Restoration or Sinkhole?
To the editor:
Who could possibly resist a project promising to enhance the environment and restore a vital resource? Back in 2008, that promise won the Herring River Restoration Project immediate support. Fast forward to 2022. Has the project fulfilled its promise? Not even close.
Its proponents have failed to secure full project funding, produce a detailed schedule, or offer a professional line-item budget. Rising labor and materials costs, runaway inflation, the possibility of major lawsuits over potential damage to private property, and the probability that any massive government project will take much longer and cost a lot more (think “Big Dig”) mean local citizens must think twice about supporting what looks more and more like a financial sinkhole.
Who pays if the project encounters major problems? Since the town of Wellfleet owns the Chequessett Neck dike, it must bear accountability for bad results that could cost Wellfleet taxpayers more than a pretty penny. And the potential bad results are breathtaking.
Questions about huge lawsuits over damaged wells, private property, countless dead trees and endangered species, harm to Wellfleet’s shellfish beds and the Chequessett Club (both crucial financial engines for the Outer Cape), and a host of other unintended consequences require clear and acceptable answers. Every local citizen and official should demand those answers before the flooding begins.
Susan Baumgarten
Wellfleet
The Sheriff and ICE
To the editor:
Thank you for interviewing both candidates running for Barnstable County Sheriff and highlighting their opposing views on the county’s 287(g) agreement [“Two Candidates Announce Campaigns for Sheriff,” March 31, page A9].
I feel very strongly that local sheriffs’ offices should not have these contracts with Immigration and Customs Enforcement (ICE). By allowing sheriffs’ officers to interview inmates for ICE without an immigration lawyer present, these contracts deny legal representation and appropriate due process for the undocumented people in their custody.
These rights are guaranteed to citizens and noncitizens alike by the 5th and 14th Amendments of the U.S. Constitution. And because these contracts allow sheriffs’ officers to interview pretrial inmates, they also allow ICE to deport people who haven’t been found guilty of anything.
I follow immigrant issues and work to bring justice to those immigrants who are fleeing their Central American countries for asylum in the U.S. This has been a passion throughout my adult life. In Arizona, I interviewed asylum seekers face to face, and will never forget the stories I heard.
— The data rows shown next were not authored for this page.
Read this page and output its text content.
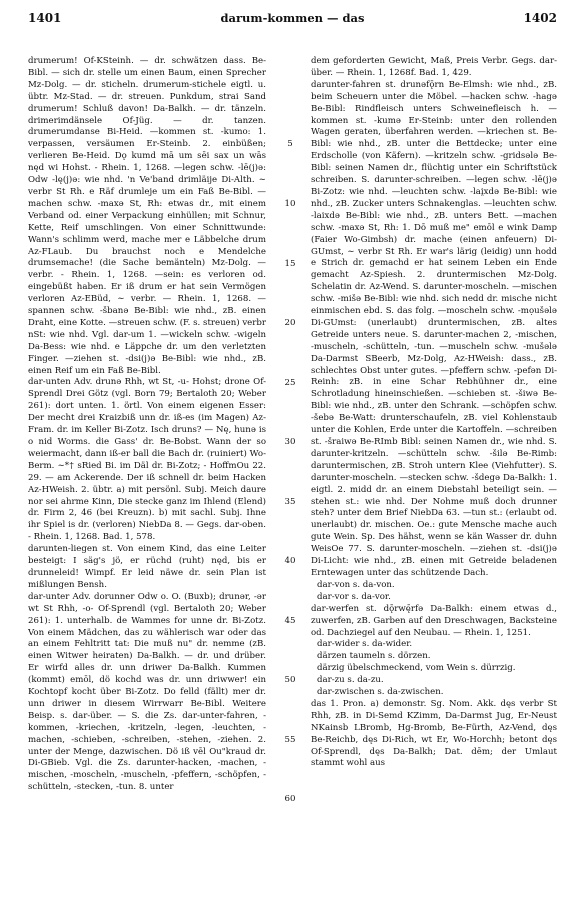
1401	darum-kommen — das	1402

drumerum! Of-KSteinh. — dr. schwätzen dass. Be-Bibl. — sich dr. stelle um einen Baum, einen Sprecher Mz-Dolg. — dr. sticheln. drumerum-stichele eigtl. u. übtr. Mz-Stad. — dr. streuen. Punkdum, strai Sand drumerum! Schluß davon! Da-Balkh. — dr. tänzeln. drimerimdänsele Of-Jüg. — dr. tanzen. drumerumdanse Bi-Heid. —kommen st. -kumo: 1. verpassen, versäumen Er-Steinb. 2. einbüßen; verlieren Be-Heid. Dǫ kumd mā um sēi sax un wās nęd wi Hohst. - Rhein. 1, 1268. —legen schw. -lē(j)ǝ: Odw -lę(j)ǝ: wie nhd. 'n Ve'band drimläije Di-Alth. ∼ verbr St Rh. e Räf drumleje um ein Faß Be-Bibl. —machen schw. -maxǝ St, Rh: etwas dr., mit einem Verband od. einer Verpackung einhüllen; mit Schnur, Kette, Reif umschlingen. Von einer Schnittwunde: Wann's schlimm werd, mache mer e Läbbelche drum Az-FLaub. Du brauchst noch e Mendelche drumsemache! (die Sache bemänteln) Mz-Dolg. — verbr. - Rhein. 1, 1268. —sein: es verloren od. eingebüßt haben. Er iß drum er hat sein Vermögen verloren Az-EBüd, ∼ verbr. — Rhein. 1, 1268. —spannen schw. -šbanǝ Be-Bibl: wie nhd., zB. einen Draht, eine Kotte. —streuen schw. (F. s. streuen) verbr nSt: wie nhd. Vgl. dar-um 1. —wickeln schw. -wigeln Da-Bess: wie nhd. e Läppche dr. um den verletzten Finger. —ziehen st. -dsi(j)ǝ Be-Bibl: wie nhd., zB. einen Reif um ein Faß Be-Bibl.

dar-unten Adv. drunǝ Rhh, wt St, -u- Hohst; drone Of-Sprendl Drei Götz (vgl. Born 79; Bertaloth 20; Weber 261): dort unten. 1. örtl. Von einem eigenen Esser: Der mecht drei Kraizbiß unn dr. iß-es (im Magen) Az-Fram. dr. im Keller Bi-Zotz. Isch druns? — Nę, hunǝ is o nid Worms. die Gass' dr. Be-Bobst. Wann der so weiermacht, dann iß-er ball die Bach dr. (ruiniert) Wo-Berm. ∼*† sRied Bi. im Däl dr. Bi-Zotz; - HoffmOu 22. 29. — am Ackerende. Der iß schnell dr. beim Hacken Az-HWeish. 2. übtr. a) mit persönl. Subj. Meich daure nor sei ahrme Kinn, Die stecke ganz im Ihlend (Elend) dr. Firm 2, 46 (bei Kreuzn). b) mit sachl. Subj. Ihne ihr Spiel is dr. (verloren) NiebDa 8. — Gegs. dar-oben. - Rhein. 1, 1268. Bad. 1, 578.

darunten-liegen st. Von einem Kind, das eine Leiter besteigt: I säg's jö, er rüchd (ruht) nęd, bis er drunneleid! Wimpf. Er leid näwe dr. sein Plan ist mißlungen Bensh.

dar-unter Adv. dorunner Odw o. O. (Buxb); drunǝr, -ǝr wt St Rhh, -o- Of-Sprendl (vgl. Bertaloth 20; Weber 261): 1. unterhalb. de Wammes for unne dr. Bi-Zotz. Von einem Mädchen, das zu wählerisch war oder das an einem Fehltritt tat: Die muß nu" dr. nemme (zB. einen Witwer heiraten) Da-Balkh. — dr. und drüber. Er wirfd alles dr. unn driwer Da-Balkh. Kummen (kommt) emōl, dö kochd was dr. unn driwwer! ein Kochtopf kocht über Bi-Zotz. Do felld (fällt) mer dr. unn driwer in diesem Wirrwarr Be-Bibl. Weitere Beisp. s. dar-über. — S. die Zs. dar-unter-fahren, -kommen, -kriechen, -kritzeln, -legen, -leuchten, -machen, -schieben, -schreiben, -stehen, -ziehen. 2. unter der Menge, dazwischen. Dö iß vēl Ou"kraud dr. Di-GBieb. Vgl. die Zs. darunter-hacken, -machen, -mischen, -moscheln, -muscheln, -pfeffern, -schöpfen, -schütteln, -stecken, -tun. 8. unter

5
10
15
20
25
30
35
40
45
50
55
60

dem geforderten Gewicht, Maß, Preis Verbr. Gegs. dar-über. — Rhein. 1, 1268f. Bad. 1, 429.

darunter-fahren st. drunǝfǭrn Be-Elmsh: wie nhd., zB. beim Scheuern unter die Möbel. —hacken schw. -hagǝ Be-Bibl: Rindfleisch unters Schweinefleisch h. —kommen st. -kumǝ Er-Steinb: unter den rollenden Wagen geraten, überfahren werden. —kriechen st. Be-Bibl: wie nhd., zB. unter die Bettdecke; unter eine Erdscholle (von Käfern). —kritzeln schw. -gridsǝlǝ Be-Bibl: seinen Namen dr., flüchtig unter ein Schriftstück schreiben. S. darunter-schreiben. —legen schw. -lē(j)ǝ Bi-Zotz: wie nhd. —leuchten schw. -lai̯xdǝ Be-Bibl: wie nhd., zB. Zucker unters Schnakenglas. —leuchten schw. -laixdǝ Be-Bibl: wie nhd., zB. unters Bett. —machen schw. -maxǝ St, Rh: 1. Dō muß me" emōl e wink Damp (Faier Wo-Gimbsh) dr. mache (einen anfeuern) Di-GUmst, ∼ verbr St Rh. Er war's lärig (leidig) unn hodd e Strich dr. gemachd er hat seinem Leben ein Ende gemacht Az-Spiesh. 2. druntermischen Mz-Dolg. Schelatin dr. Az-Wend. S. darunter-moscheln. —mischen schw. -mišǝ Be-Bibl: wie nhd. sich nedd dr. mische nicht einmischen ebd. S. das folg. —moscheln schw. -mọušǝlǝ Di-GUmst: (unerlaubt) druntermischen, zB. altes Getreide unters neue. S. darunter-machen 2, -mischen, -muscheln, -schütteln, -tun. —muscheln schw. -mušǝlǝ Da-Darmst SBeerb, Mz-Dolg, Az-HWeish: dass., zB. schlechtes Obst unter gutes. —pfeffern schw. -pefǝn Di-Reinh: zB. in eine Schar Rebhühner dr., eine Schrotladung hineinschießen. —schieben st. -šiwǝ Be-Bibl: wie nhd., zB. unter den Schrank. —schöpfen schw. -šebǝ Be-Watt: drunterschaufeln, zB. viel Kohlenstaub unter die Kohlen, Erde unter die Kartoffeln. —schreiben st. -šraiwǝ Be-RImb Bibl: seinen Namen dr., wie nhd. S. darunter-kritzeln. —schütteln schw. -šilǝ Be-Rimb: daruntermischen, zB. Stroh untern Klee (Viehfutter). S. darunter-moscheln. —stecken schw. -šdegǝ Da-Balkh: 1. eigtl. 2. midd dr. an einem Diebstahl beteiligt sein. —stehen st.: wie nhd. Der Nohme muß doch drunner steh? unter dem Brief NiebDa 63. —tun st.: (erlaubt od. unerlaubt) dr. mischen. Oe.: gute Mensche mache auch gute Wein. Sp. Des hähst, wenn se kän Wasser dr. duhn WeisOe 77. S. darunter-moscheln. —ziehen st. -dsi(j)ǝ Di-Licht: wie nhd., zB. einen mit Getreide beladenen Erntewagen unter das schützende Dach.

dar-von s. da-von.

dar-vor s. da-vor.

dar-werfen st. dǭrwę̄rfǝ Da-Balkh: einem etwas d., zuwerfen, zB. Garben auf den Dreschwagen, Backsteine od. Dachziegel auf den Neubau. — Rhein. 1, 1251.

dar-wider s. da-wider.

därzen taumeln s. dörzen.

därzig übelschmeckend, vom Wein s. dürrzig.

dar-zu s. da-zu.

dar-zwischen s. da-zwischen.

das 1. Pron. a) demonstr. Sg. Nom. Akk. dęs verbr St Rhh, zB. in Di-Semd KZimm, Da-Darmst Jug, Er-Neust NKainsb LBromb, Hg-Bromb, Be-Fürth, Az-Vend, dęs Be-Reichb, dęs Di-Rich, wt Er, Wo-Horchh; betont dęs Of-Sprendl, dęs Da-Balkh; Dat. dēm; der Umlaut stammt wohl aus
I share their hopes for being able to arrive here, live free from danger and persecution, and receive the simple dignity of equal treatment under the law. Having our sheriff’s office cancel its contract with ICE will go a long way to help America make good on its promise of freedom and equality.
Deb Magee
Wellfleet
Life With the Ospreys
To the editor:
Michaela Chesin’s narrative on the lives and homes of ospreys [March 31, page B7] exposes some of the dark side of avian behavior, such as fratricide and maternal abuse.
Living in a neighborhood seasonally shared with an osprey pair, my wife and I have observed a kinder, gentler side of their home life. Most memorable was the male sharing in feeding the chicks. He and the female alternated tearing off strips of piscine flesh and tucking them into the mouths of their progeny. On one occasion, when no youthful mouth appeared, the mother turned to her mate with her mouth open, into which the male tucked the morsel of fish in his beak.
Another example of apparent spousal affection occurred during incubation, when the female would normally never leave the nest lest a crow or other predator attack the eggs. We observed the male trade places with the female for an hour or so; she flew around and lounged on the marsh for a break, then returned to the nest to resume her maternal duties.
The oft-cited “mating for life” description of ospreys may actually represent a mutual attraction to a nesting site rather than to one another. In support of that hypothesis, osprey pairs do not migrate to South America together but share life and habitat only half the time, in the same northern nest every year.
One of our neighborhood male ospreys succumbed in late fall by tumbling down a neighbor’s chimney while trying to subdue a lively fish he was attempting to prepare for mealtime in the nest. The following spring, we observed an elaborate aerial mating ritual that eventually culminated in the widowed female’s choosing one of several suitors to share her nest and reproductive activity. “Mating for life” is conditional, at best.